Aunque en principio las heridas parecían sanar, la exposición dejó su tráquea afectada. A finales de 2018, no podía respirar. Un examen determinó que tenía 80% de la tráquea obstruida y dos de los anillos que la componen quemados por el gas. No podría desarrollar actividades básicas. En marzo de 2019, la obstrucción alcanzaba el 90%. Por eso le incrustaron una vía respiratoria en su garganta que permite que el aire entre y pueda fluir hacia los pulmones. Ahora respira. Disfruta de poder respirar, de poder caminar, de poder subir unas escaleras, de poder dormir, de poder descansar de verdad. 

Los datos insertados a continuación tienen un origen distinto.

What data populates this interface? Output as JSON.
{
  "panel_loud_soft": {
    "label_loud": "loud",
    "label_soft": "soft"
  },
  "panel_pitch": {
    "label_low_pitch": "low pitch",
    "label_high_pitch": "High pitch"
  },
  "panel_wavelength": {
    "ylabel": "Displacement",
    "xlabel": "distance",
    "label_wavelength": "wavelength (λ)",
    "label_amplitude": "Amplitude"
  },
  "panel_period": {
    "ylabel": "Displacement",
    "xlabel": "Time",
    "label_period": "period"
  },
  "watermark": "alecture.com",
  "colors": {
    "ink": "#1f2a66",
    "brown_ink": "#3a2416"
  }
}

Desde aquella noche, el número 12 tiene —para los Gómez Suárez— una carga emocional.

Doce fueron los días que Elvira estuvo en terapia intensiva, padeció 58 convulsiones y fue sometida a una traqueostomía para que no se asfixiara. 

Doce también fue el número con el que la policía científica identificó a Giannina como víctima mortal de la tragedia.

 

John Green, en su novela Bajo la misma estrella, escribió: “Perder a la persona con la que recuerdas las cosas que viviste es como perder la memoria, como si las cosas que hicimos en nuestras vidas fueran menos reales e importantes de lo que habían sido antes”. 

A través de esta lectura, Elvira encontró una conexión con su hermana; le permite sentirla cerca, aunque se encuentre tan lejos; le permite sentir la complicidad de que aún hay algo más que ambas comparten. 

Pero, para no restarle importancia a su nueva vida, a esta oportunidad que Dios o el azar le dio para vivir, Elvira invierte su tiempo en actividades que le ahogan la tristeza. Mientras en las redes, a diario, imprime su memoria en una nueva foto de Giannina que publica para sentirla viva. Y repite su lema: “Vivir un día a la vez”.